I haven’t had much to say in this space of late. Most of my thoughts lately have been more lyrical in nature, and so I have been posting them on my writing blog, My Wordsmithing. I’ve also been trying to think of what exactly to write about in this space. This morning, it came to me.
Waking up this morning and getting ready to work, I began to think about the dwindling days – getting light later and dark earlier. It seems, somehow, a perfect metaphor for my current stage in life, as I get older and move closer to life after work.
For all of that melancholia about growing old, I realized that autumn is my favorite season of the year and has been for a long, long time. When I was younger, the falling of the leaves and the dormancy of most plant life seemed to suit my angst-filled teenage life. I didn’t feel as if I fit in with those around me and knew no one else could relate to that feeling. Years later, I realized that most teens probably feel something similar at some point along their rocky road to adulthood. That education did not go to waste!
These days, autumn remains my favorite season, although the reasoning has changed. When I speak of autumn, I mean after the calendar changes over to October, not the period immediately following the autumnal equinox in September.
For me, October is the quintessential autumnal month. The days, while getting shorter, still possess enough daylight to produce moderate temperatures. (Here in SW Idaho, highs reach the upper 60s and lower 70s, typically.) The nights, while crisp, are not bitterly cold. And the colors are often breathtaking.

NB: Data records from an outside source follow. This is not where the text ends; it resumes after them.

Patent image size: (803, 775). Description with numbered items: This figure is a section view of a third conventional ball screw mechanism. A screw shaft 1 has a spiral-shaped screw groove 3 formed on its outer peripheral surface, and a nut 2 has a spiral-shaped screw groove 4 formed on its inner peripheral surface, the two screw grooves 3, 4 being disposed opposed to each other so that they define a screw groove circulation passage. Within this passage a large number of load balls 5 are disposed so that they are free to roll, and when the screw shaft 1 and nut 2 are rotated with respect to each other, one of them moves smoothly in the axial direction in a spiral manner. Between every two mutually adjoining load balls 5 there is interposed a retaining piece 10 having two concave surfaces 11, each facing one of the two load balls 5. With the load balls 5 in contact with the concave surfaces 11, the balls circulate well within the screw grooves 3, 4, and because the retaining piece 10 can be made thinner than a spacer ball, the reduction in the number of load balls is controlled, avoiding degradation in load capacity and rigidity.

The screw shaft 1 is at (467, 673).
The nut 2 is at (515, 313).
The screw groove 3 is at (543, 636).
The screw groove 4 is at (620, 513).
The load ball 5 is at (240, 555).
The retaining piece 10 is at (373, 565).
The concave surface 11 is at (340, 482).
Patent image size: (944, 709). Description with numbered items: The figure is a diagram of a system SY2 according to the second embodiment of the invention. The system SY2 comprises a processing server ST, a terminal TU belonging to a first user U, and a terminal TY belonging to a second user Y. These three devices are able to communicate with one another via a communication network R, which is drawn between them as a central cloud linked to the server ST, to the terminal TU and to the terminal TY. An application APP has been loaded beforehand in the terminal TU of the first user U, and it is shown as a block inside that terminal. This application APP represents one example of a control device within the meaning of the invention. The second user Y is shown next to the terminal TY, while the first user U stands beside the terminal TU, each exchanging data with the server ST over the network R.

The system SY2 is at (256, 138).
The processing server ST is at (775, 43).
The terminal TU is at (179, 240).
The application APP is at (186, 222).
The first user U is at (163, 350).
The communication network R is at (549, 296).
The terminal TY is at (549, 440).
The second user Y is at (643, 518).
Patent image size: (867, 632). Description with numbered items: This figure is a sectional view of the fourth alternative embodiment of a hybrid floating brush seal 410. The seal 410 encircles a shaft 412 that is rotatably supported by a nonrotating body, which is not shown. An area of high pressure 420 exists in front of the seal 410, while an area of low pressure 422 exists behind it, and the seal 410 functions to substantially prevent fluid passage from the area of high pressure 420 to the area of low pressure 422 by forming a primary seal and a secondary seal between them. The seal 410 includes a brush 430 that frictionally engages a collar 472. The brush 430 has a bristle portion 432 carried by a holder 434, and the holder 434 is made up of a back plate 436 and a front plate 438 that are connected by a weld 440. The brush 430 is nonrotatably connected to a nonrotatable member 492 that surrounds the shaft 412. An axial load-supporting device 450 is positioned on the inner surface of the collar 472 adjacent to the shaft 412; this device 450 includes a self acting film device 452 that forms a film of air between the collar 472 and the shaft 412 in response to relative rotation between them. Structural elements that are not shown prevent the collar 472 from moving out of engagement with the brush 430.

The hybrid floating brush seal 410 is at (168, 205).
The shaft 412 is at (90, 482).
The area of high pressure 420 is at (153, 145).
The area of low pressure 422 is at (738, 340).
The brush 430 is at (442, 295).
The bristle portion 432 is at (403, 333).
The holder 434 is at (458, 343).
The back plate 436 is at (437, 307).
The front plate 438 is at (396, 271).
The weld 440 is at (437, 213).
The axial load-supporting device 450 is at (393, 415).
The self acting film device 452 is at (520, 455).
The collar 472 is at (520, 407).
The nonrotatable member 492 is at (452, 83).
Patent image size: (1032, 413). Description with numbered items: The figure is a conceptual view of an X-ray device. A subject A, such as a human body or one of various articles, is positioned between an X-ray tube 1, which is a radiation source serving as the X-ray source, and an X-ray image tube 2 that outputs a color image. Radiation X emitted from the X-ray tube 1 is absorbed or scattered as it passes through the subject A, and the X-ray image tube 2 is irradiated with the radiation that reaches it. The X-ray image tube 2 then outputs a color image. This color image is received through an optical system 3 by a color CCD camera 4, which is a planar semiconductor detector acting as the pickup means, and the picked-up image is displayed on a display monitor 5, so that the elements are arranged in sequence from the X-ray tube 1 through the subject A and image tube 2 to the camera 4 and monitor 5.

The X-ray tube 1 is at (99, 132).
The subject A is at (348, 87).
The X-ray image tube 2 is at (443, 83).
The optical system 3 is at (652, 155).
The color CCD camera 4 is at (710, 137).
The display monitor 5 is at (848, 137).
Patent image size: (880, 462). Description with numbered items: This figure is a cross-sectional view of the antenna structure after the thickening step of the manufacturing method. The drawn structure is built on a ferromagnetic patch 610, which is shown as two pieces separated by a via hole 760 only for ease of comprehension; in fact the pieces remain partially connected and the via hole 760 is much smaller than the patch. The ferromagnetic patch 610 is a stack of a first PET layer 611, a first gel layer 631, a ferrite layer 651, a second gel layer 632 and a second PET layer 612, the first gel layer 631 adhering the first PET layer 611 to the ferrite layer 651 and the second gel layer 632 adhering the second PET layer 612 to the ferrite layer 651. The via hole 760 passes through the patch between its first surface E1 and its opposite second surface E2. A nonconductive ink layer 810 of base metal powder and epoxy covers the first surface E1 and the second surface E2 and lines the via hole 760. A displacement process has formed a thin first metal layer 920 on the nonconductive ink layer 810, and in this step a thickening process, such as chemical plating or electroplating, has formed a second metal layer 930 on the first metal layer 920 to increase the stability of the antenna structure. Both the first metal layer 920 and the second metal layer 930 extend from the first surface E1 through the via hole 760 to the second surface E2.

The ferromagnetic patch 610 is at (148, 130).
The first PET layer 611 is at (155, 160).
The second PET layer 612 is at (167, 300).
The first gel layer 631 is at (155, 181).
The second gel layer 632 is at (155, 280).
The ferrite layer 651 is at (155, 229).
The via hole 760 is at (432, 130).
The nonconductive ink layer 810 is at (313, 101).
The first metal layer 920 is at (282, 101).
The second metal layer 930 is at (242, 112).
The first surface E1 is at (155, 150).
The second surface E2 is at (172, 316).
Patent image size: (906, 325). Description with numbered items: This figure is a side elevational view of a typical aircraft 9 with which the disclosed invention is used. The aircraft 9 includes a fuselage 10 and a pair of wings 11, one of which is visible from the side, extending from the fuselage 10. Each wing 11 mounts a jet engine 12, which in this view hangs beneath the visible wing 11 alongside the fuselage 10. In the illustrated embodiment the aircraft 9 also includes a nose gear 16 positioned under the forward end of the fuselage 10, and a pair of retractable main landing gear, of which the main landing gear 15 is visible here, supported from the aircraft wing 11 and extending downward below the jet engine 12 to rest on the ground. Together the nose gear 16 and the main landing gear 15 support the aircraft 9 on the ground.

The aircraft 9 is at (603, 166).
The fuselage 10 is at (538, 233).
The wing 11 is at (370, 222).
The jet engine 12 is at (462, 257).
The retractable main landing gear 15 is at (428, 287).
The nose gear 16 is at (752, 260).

October is to me the perfect time for a camping outing, especially if you have something other than a tent. Campgrounds are uncrowded and sometimes empty, and weekend outings become an opportunity for relaxation and reflection and not simply a two-day escape. The pace is slower and quieter.
Autumn is also my favorite season because it is a season of change. Or, perhaps to be more exact, it is a season that promises change as the old makes way and the landscape prepares for the promise of new life with the coming spring.
That aspect of autumn rings more true than ever for me this year, as I am about to embark on change of my own. After some discussion and deliberation and perhaps some second-guessing, my wife and I have decided it is time for me to leave the working world, at least the working world as most people define it. In a sense, I am giving up work to begin what may end up to be the most important work I’ve ever done.
Instead of punching a time clock at a job that offer little in the way of a challenge and less in the way of advancement opportunity, we have decided that I should work on our son. Specifically, I will try to help him and teach him some basic day to day skills that might help him to live a more independent life. In the last year, I think we both have seen some of his intellectual capabilities kick into a new gear, demonstrating capabilities I've long thought and hoped he had. As a result, we decided now is the time to strike while the iron is hot, as it were.
At the same time, I will also try to do some work on me. (In a sense, I guess you could say I am also developmentally delayed.) Some of that work will revolve around household management: menu planning, organization, cooking (rather than simply throwing something together for dinner), arranging appointments (car, medical, etc.) Another part of that work might fall under the category of personal improvement and development and will likely involve more physical activity and hopefully involve more writing. Underlying all of this, however, is the goal of helping our son to be all that he can be (to borrow a military marketing slogan).
The adventure begins November 1. In the words of Bob Dylan, the times they are-a changin’, and I’m looking forward to the change. I just hope I’m ready.